ANN (artificial neural network)

Percepton

perceptron - 가장 간단한 인공 신경만 구조 중 하나임. perceptron은 층이 하나인 TLU(threshold logic unit)로 구성된다. 각 TLU는 모든 input(입력)에 연결되어있다.

ANN

입력에 bias라는 편향값이 더해져서 다음과 같은 공식으로 perceptron이 표현된다.

perceptron_eqn

w : vector of weights

x : vector of inputs

b : bias

φ : non-linear activation function.

Input data 로 위그림과 같이 TLU를 훈련시켜서 최적의 parameters (w1,w2,w3,w4)를 찾는다. 여기에서 weights는 각 corresponding input이 output에 대해 가지고있는 “importance”(중요도)를 의미한다.

activation

각 intput에 weight만큼 가중치를 설정해서 구한 이들의 sum이 특정 threshold보다 크면 function의 결과가 1, 보다 작으면 function의 결과가 0이 된다.

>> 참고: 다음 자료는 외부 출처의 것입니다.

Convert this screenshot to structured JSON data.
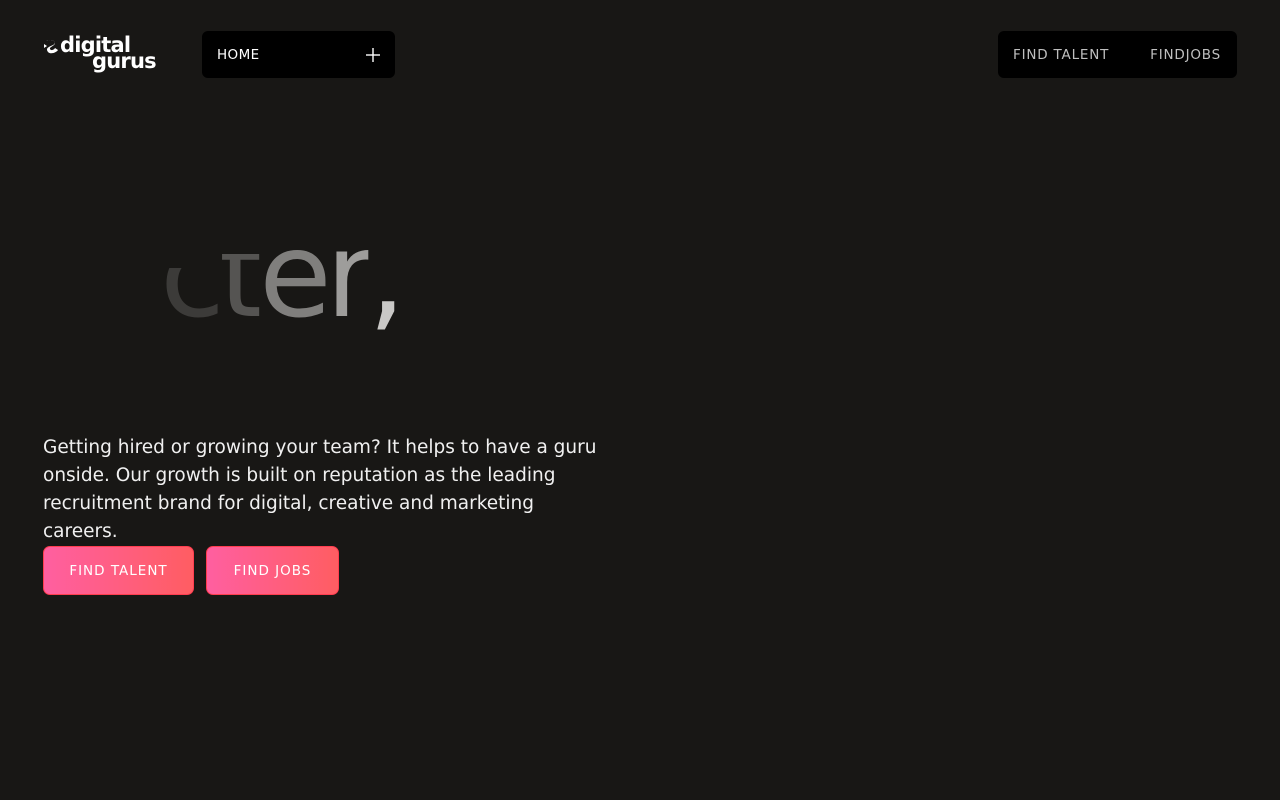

위 그림에서 보이는 바와 같이 bias라는 값을 통해 threshold 기준을 0으로 맞추어서 step function을 구현했다.

각 neuron을 activate할지 deactivate할지를 이 기준을 통해 설정할 수 있기때문에 이 단계는 활성화(activation) 함수라고 부른다.

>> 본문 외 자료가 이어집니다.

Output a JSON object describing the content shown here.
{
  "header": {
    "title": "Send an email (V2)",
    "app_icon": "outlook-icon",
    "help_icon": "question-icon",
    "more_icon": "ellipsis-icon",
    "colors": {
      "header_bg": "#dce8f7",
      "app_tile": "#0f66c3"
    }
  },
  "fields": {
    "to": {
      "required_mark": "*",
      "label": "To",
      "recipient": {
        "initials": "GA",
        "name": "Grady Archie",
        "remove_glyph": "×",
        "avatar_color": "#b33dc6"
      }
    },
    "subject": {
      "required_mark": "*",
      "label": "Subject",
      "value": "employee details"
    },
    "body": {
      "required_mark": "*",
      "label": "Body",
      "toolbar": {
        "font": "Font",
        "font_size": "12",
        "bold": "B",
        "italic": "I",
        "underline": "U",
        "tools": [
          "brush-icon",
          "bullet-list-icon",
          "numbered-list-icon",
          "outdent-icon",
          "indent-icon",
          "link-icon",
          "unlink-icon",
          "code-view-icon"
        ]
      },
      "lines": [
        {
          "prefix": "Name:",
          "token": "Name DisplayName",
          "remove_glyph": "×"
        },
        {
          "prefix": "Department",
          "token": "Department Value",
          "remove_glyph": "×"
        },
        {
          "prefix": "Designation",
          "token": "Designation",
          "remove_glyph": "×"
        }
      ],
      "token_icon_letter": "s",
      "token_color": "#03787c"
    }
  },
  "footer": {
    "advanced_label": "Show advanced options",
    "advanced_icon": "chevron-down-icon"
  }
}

weights와 threshold를 변경해서 각 input이 ouput에 얼마나 영향을 줄지를 제어하고 결국 model의 output을 제어할 수 있다. (You can think of the bias as a measure of how easy it is to get the perceptron to output a 1.)

Multilayer perceptron

single-layered perceptron으로는 non-linearity나 data의 complexity가 포함된 문제를 해결할 수 없다. 그래서 researcher들이 multilayer perceptron을 만들어서 여러개의 hidden layer를 구성하고 data속에 숨어있는 non-linearity를 찾아낸다.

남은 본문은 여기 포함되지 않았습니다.